Perekonomian di daerah sekitar pantai pun mulai pulih kembali, hal ini juga di sebabkan dari jumlah pengunjung yang mulai berdatangan ke pantai Balekambang Malang. Salah satu pantai primadona di Malang yang sebelum pandemi Covid-19, tidak pernah sepi pengunjung.

Para pengunjung pantai Balekambang memang tak sekedar berwisata, ada yang berkunjung ke Pura Amartha Jati untuk menunaikan kewajiban bagi mereka yang menganut agama Hindu. Pura ini biasanya akan ramai dikunjungi pada hari Sabtu dan Minggu pagi hari.

Pantai sebagai objek wisata memiliki daya tarik tersendiri, selain untuk rekreasi pantai juga bisa untuk melepas penat, karena Anda bisa menghirup udara segarnya pantai, menyaksikan matahari terbit dan terbenam, dan terken pancaran matahari yang bagus untuk tubuh Anda. Hawa sejuk dan udara segar yang Anda hirup, pemandangan luasnya pantai yang indah bisa membuat pikiran kembali segar dan hati pun senang.

“Para pengunjung yang datang ke Pantai juga tak hanya berwisata, meningkatkan spiritual. Selain itu, ada juga memang yang berikhtiar untuk tetap menjaga kesehatan jasmaninya”. Ucap Wildan sebagai pengelola Pantai Balekambang dan Ngliyep.

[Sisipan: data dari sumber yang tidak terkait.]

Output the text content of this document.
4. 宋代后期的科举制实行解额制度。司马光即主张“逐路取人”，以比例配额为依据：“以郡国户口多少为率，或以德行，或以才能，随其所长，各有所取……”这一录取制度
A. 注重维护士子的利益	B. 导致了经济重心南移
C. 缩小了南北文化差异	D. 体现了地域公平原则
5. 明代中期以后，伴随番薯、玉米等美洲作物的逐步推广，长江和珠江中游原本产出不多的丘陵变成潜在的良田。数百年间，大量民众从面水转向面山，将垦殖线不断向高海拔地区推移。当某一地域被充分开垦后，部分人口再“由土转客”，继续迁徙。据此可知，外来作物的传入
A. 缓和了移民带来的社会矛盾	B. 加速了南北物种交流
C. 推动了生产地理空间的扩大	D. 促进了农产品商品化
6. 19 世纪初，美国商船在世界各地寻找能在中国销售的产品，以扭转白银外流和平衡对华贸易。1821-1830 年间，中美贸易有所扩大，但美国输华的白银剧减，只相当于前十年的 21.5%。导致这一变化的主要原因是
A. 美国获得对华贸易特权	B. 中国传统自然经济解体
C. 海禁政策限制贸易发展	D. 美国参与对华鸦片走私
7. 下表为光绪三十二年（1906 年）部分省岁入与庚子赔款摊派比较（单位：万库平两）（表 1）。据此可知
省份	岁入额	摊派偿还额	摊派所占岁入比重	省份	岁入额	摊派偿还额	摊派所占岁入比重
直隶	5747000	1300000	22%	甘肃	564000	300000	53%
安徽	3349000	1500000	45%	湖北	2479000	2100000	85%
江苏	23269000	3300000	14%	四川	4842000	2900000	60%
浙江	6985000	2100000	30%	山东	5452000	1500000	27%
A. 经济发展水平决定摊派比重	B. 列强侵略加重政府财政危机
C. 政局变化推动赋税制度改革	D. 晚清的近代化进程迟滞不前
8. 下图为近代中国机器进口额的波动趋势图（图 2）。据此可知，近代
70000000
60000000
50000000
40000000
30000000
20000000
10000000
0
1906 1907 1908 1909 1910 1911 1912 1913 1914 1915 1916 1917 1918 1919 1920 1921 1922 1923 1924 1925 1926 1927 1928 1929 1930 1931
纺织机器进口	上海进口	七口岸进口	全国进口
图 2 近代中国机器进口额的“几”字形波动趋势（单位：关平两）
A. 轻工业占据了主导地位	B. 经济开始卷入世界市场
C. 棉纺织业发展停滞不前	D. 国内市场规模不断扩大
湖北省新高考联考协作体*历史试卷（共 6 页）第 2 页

New normal atau adaptasi baru memang masih jarang pengunjung dari luar kota, namun para pengunjung tidak perlu khawatir untu bisa mengunjungi pantai ini. Protokol kesehatan sangat diterapkan oleh pengelola pantai Balekambang dalam pencegahan covid-19. Mulai dari tempat cuci tangan dan sabun yang ada di berbagai spot pantai, penyemprotan disinfektan di area pantai, dan semua orang yang ingin datang ke pantai wajib menggunakan masker tanpa tekecuali. Aturan tersebut sudah sesuai SOP yang berlaku.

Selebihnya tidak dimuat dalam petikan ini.